Issued by the American Academy of Neurology, the latest recommendations aim to keep young athletes as safe as possible.

"With the older guidelines, we were trying to rate concussions at the time of the injury and predict recovery times, but now we know, 'When in doubt, sit 'em out,'" said guideline co-author Dr. Christopher Giza, an associate professor of pediatric neurology and neurosurgery with the David Geffen School of Medicine at the University of California, Los Angeles, and Mattel Children's Hospital.

"The point is that no single quick test is really a litmus test for a concussion," he said. "We know now that we need to make sure a player has had a thorough and proper evaluation, involving a symptoms checklist, a standardized assessment and balance and cognitive testing, before being returned to play. This evaluation has to be done on a case-by-case basis, so each person goes through an individualized recovery process."

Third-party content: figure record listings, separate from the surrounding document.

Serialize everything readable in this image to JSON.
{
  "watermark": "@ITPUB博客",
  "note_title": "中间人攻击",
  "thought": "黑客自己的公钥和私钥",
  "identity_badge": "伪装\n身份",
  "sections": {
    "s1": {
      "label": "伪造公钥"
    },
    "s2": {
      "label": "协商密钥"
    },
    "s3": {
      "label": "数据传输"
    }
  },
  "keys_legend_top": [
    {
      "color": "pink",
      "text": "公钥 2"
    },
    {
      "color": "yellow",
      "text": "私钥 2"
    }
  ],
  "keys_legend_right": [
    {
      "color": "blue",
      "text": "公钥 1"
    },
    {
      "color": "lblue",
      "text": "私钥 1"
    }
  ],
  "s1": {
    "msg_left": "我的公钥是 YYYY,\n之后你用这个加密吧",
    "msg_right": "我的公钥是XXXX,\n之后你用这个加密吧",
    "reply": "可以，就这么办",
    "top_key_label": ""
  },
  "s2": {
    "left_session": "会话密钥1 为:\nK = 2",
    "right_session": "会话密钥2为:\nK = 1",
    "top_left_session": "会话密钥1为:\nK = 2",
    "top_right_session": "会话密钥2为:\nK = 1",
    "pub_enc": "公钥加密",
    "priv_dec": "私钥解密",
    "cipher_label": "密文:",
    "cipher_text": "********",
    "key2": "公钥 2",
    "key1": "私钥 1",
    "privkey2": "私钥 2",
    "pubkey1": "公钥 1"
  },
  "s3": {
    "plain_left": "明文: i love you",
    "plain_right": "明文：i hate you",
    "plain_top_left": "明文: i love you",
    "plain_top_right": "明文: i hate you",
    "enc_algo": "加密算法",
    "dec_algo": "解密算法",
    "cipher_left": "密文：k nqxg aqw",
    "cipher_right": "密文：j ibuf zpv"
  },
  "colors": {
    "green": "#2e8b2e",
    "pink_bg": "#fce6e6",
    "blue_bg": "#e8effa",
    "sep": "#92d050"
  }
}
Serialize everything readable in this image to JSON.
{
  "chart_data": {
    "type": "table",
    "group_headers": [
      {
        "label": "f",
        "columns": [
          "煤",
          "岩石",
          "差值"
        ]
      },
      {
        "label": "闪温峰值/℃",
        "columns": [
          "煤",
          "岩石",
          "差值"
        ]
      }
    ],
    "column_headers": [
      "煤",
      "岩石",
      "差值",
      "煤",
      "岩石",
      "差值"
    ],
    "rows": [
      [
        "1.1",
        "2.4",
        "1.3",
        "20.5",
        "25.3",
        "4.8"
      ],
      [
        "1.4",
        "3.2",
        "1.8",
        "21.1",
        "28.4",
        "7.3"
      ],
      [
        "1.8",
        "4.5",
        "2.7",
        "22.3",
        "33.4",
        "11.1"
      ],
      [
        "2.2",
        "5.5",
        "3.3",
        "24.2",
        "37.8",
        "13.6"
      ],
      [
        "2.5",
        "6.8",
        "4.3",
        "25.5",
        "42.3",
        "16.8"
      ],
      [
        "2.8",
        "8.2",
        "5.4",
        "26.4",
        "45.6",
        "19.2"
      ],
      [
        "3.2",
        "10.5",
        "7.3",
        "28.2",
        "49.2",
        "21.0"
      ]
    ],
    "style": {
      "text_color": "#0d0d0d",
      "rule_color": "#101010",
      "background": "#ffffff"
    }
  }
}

Giza and his colleagues reported the new guidelines in the March 18 online issue of the journal Neurology.

According to the academy, upwards of 1 million professional and amateur U.S. athletes suffer a concussion every year.

The new guidelines were issued following a thorough look at all the available concussion research through June 2012.

Among the conclusions: experiencing a concussion raises the risk for experiencing a second, and perhaps more debilitating, one. That risk was found to be highest in the 10 days following the initial injury.

One expert said the new guidelines are needed.

"One of the big problems is that we have a culture within many sports that still encourages young people to play through the pain, including head pain," said Dr. Gail Rosseau, a clinical assistant professor in the department of neurosurgery at the Northshore University Health System in Chicago.

"But one of the most important things we now know is that until those who have had one concussion are fully recovered they are more likely to have a second concussion," Rosseau said. "The stories we hear that are horrific to every parent and every coach is the child who gets a concussion and goes back to play too soon, and gets a second one with devastating consequences."

Just how devastating it can be was outlined earlier this year in the Journal of Neurosurgery: Pediatrics, which detailed the harrowing double-concussion experience of Indiana high school student Cody Lehe. Resuming football too soon after an initial concussion, Lehe suffered a second concussion. Severe brain injury ensued, leaving Lehe mentally impaired and largely wheelchair-bound.